Spatial Correlation Communities in Panoramic Optical Mapping

Estela Sánchez-Carballo1, Francisco-Manuel Melgarejo-Meseguer2, Jimena Gabriela Siles Paredes3, Saleem Ullah4, Angélica Drielly Quadros5, Joao Salinet6, Jose Luis Rojo-Alvarez2
1Department of Signal Theory and Communications, Telematics and Computing Systems, Universidad Rey Juan Carlos, 2Universidad Rey Juan Carlos, 3Graduate Program in Biotechnoscience, Federal University of ABC, 4Center for Engineering, modelling and applied social sciences (CECS), Federal University of ABC (UFABC), 5UFABC, 6HEartLab, Federal University of ABC


Abstract

Panoramic optical mapping provides rich spatiotemporal information on cardiac electrical activity and is becoming a key tool for studying arrhythmogenic mechanisms in experimental models. This work proposes a novel approach to exploring spatially coherent structures in optical recordings by identifying spatial correlation communities from estimated transmembrane potential dynamics. Starting from panoramic voltage-sensitive dye recordings in two Langendorff-perfused rabbit hearts, we preprocessed the optical signals to obtain segmentations of two cardiac cycles and estimated local transmembrane potentials at each pixel.

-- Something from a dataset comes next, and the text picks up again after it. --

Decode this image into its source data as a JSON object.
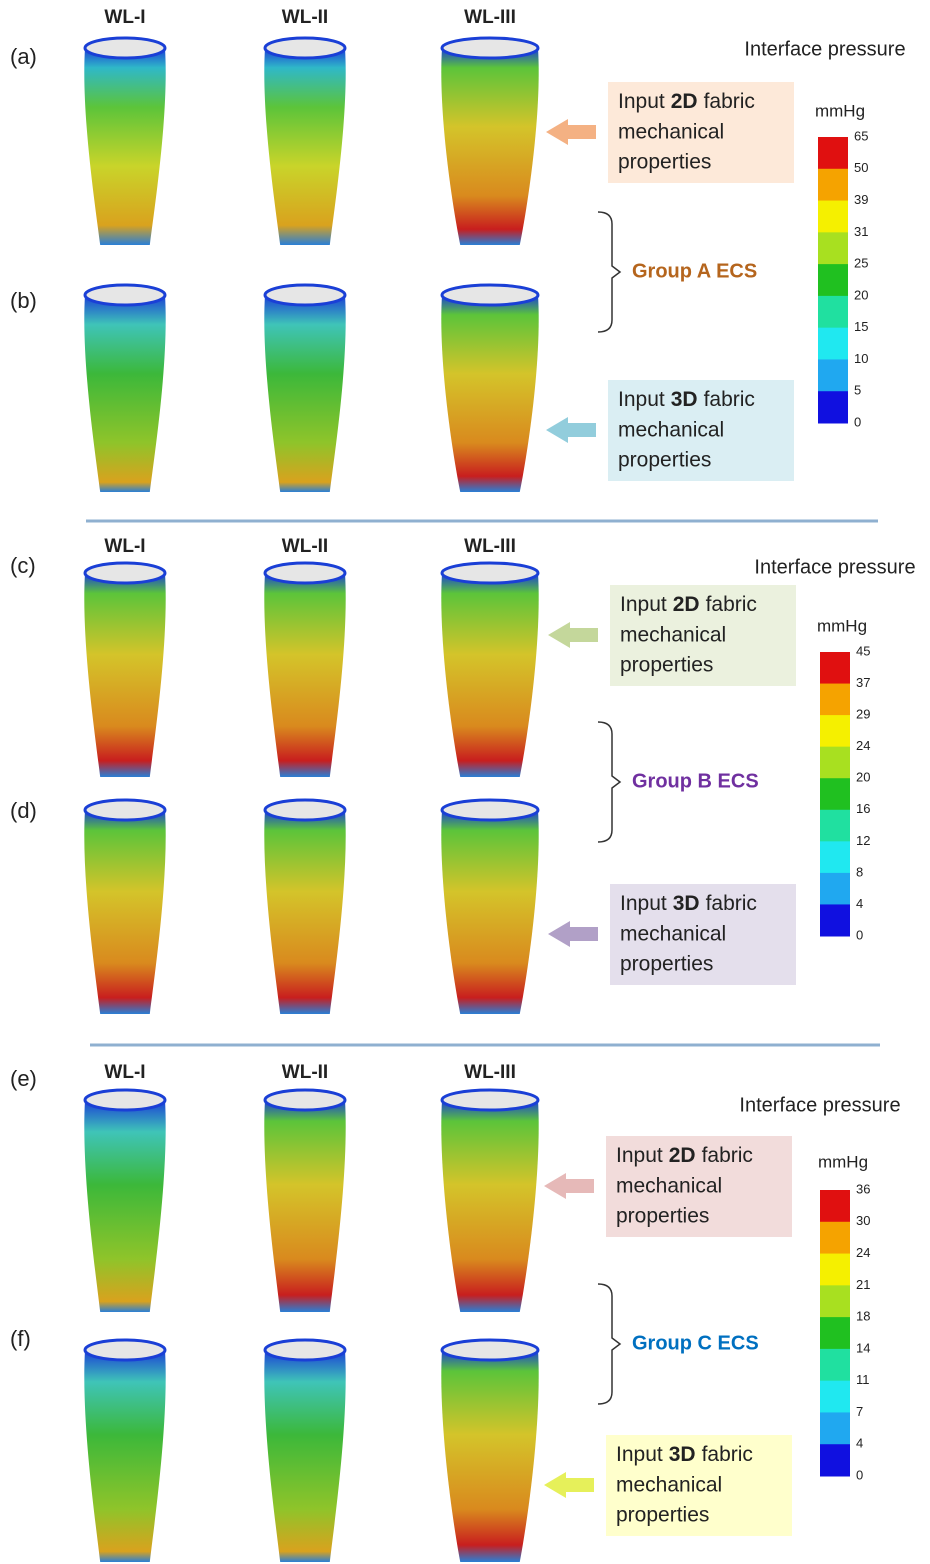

A low-dimensional manifold was constructed on these multivariate signals, and a neighborhood graph was built to capture local temporal similarities. Louvain community detection on this graph yielded spatially coherent clusters that mapped back to connected anatomical regions, naturally reflecting the spatial correlation patterns induced by cardiac bioelectrical propagation. Compared to classical clustering methods applied directly in the signal space, communities better preserve anatomical continuity and avoid fragmentation upon inverse projection onto the cardiac geometry. Similar patterns emerge when analyzing torso recordings from torso potentials. Rather than treating the data as isolated points, spatial correlation communities leverage the underlying dynamic structure of bioelectric signals, providing a more physiologically adapted framework for analyzing activation patterns. This method can help identify relevant regions in complex arrhythmic dynamics and complements existing analysis tools in optical mapping studies.